The End of the Wars

Travelling for work as much as I do means I get to spend time reading on airplanes but makes keeping up this blog a challenge. In the last week I've finished 3 books - one an audio book - and started on two more. Two of those books have left me in the middle of major wars a mere six centuries apart.

The Winds of War is an amazingly easy read. Wouk has an ear for dialogue and an ability to impart facts and philosophy usually without appearing to do so. Once in a while he falters, like when he had pilot Warren Henry explain Russian history to the crew of an aircraft carrier, but it's almost endearing how hard he tries to have it make sense. It's also not easy to have one character just happen to be on the spot for the Battle of Britain, the first Roosevelt-Churchill meeting, the Battle of Moscow and in the vicinity for Pearl Harbor. It's even harder to have said characters sons be on the scene for the other major events of the pre-war, Poland and Pearl Harbor, but Wouk goes for the proverbial gusto. He's promised the reader a panoramic view of the beginnings of World War II and he's not going to let a little thing like odds put him off.

Bully for him. I'm willing to forgive the occasional stretch of likeliness for a good and honest story which Wouk more than delivers. It helps that Wouk creates very believable characters, I was especially surprised by his strong female characters. No one is perfect in this book although Captain Victor Henry sometimes seems a close to it. He's more married to the navy than his wife, FDR takes a shine to him and invites him over for cocktails and dinner, he meets Hitler, Stalin and Churchill, a beautiful young woman falls in love with him, etc.

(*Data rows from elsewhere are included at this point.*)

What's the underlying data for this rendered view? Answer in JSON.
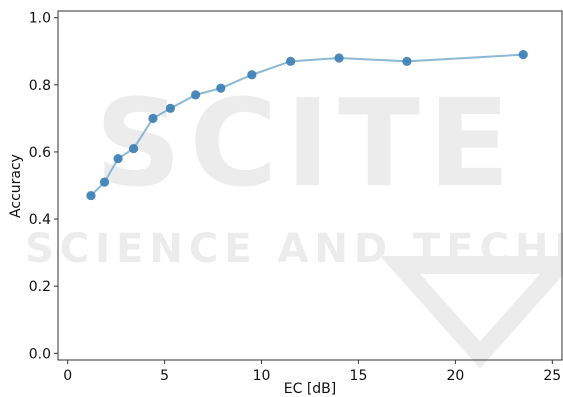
{
  "chart_data": {
    "type": "line",
    "title": "",
    "xlabel": "EC [dB]",
    "ylabel": "Accuracy",
    "xlim": [
      -0.5,
      25.5
    ],
    "ylim": [
      -0.02,
      1.02
    ],
    "xticks": [
      0,
      5,
      10,
      15,
      20,
      25
    ],
    "yticks": [
      0.0,
      0.2,
      0.4,
      0.6,
      0.8,
      1.0
    ],
    "xtick_labels": [
      "0",
      "5",
      "10",
      "15",
      "20",
      "25"
    ],
    "ytick_labels": [
      "0.0",
      "0.2",
      "0.4",
      "0.6",
      "0.8",
      "1.0"
    ],
    "grid": false,
    "series": [
      {
        "x": [
          1.2,
          1.9,
          2.6,
          3.4,
          4.4,
          5.3,
          6.6,
          7.9,
          9.5,
          11.5,
          14.0,
          17.5,
          23.5
        ],
        "y": [
          0.47,
          0.51,
          0.58,
          0.61,
          0.7,
          0.73,
          0.77,
          0.79,
          0.83,
          0.87,
          0.88,
          0.87,
          0.89
        ],
        "line_color": "#8bb8d4",
        "marker_color": "#3d7fb5"
      }
    ]
  },
  "watermark": {
    "line1": "SCITE",
    "line2": "SCIENCE AND TECHN"
  }
}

I can't quite believe that I didn't hate this guy. Wouk shows Victor's insecurities, his failings, his weakness, his ambition, and his inability to communicate with his children despite loving him dearly. He also has the other characters in the book appraise Victor with results that are far from perfect. Finally, Victor admits that he's just a pawn to FDR, that the world leaders he's encountered considered him an errand boy at best, that he's put his career ahead of his family, and best of all, he drinks himself into a stupor when his wife writes him a Dear John letter. Oh yes, and the battleship command he's all but lusted for his entire career sort of ... sinks out of his reach. And none of this is presented as "poor saintly Victor and his trials." It's just life.

A few words about Natalie, Wouk's stand in for American Jews during the war. She did get on my nerves on occasion. So much that I skipped a few of her scenes. It's hard to accept that it would take a grown woman 2 years to get out of Europe even with all her uncle's visa challenges. I went along with it, increasingly grudgingly though. I understand what Wouk is trying to do here but it's one of his balder efforts.

All in all, The Winds of War is a great book. Is it the American equivalent of War and Peace? Will I be hunted down and burned at the stake for even writing that sentence? In my humble opinion, it's in that territory. For the modern reader it's certainly more accessible not simply because the history is more recent but because where Tolstoy can't resist would spend 100 pages telling the reader what it all meant, Wouk is more restrained. Don't get me wrong, I loved War and Peace, it is truly a timeless book. But it's hard to read it without thinking what a pompous old Count Leo must have been. Wouk, on the other hand, seems like a decent dinner companion. If you want to learn about World War II without tackling a major history, The Winds of War is for you.

Trial by Fire, on the other hand, is not for the casual reader. If you think Tolstoy and Wouk love their battle scenes I promise you they have nothing on Jonathan Sumption. No one has anything on Jonathan Sumption when it comes to detailed descriptions of battles. I'm not a fan of battle scenes but you have to admire what Sumption does. With precious few original sources he comes as close to "You Are There" as possible. He also has an eye for character and intrigue that kept me interested. Unlike Barbara Tuchman, Sumption couldn't care less about chivalry or courtly love. He's a cold-eyed realist with an unbeatable ability to assess character. This is a fine book and I'm glad I've read it, I just doubt I'll ever reread it.

I'll cover the third book, My Brother Michael by Mary Stewart in another post. Yes, there's a war angle in that one too but let's not push it.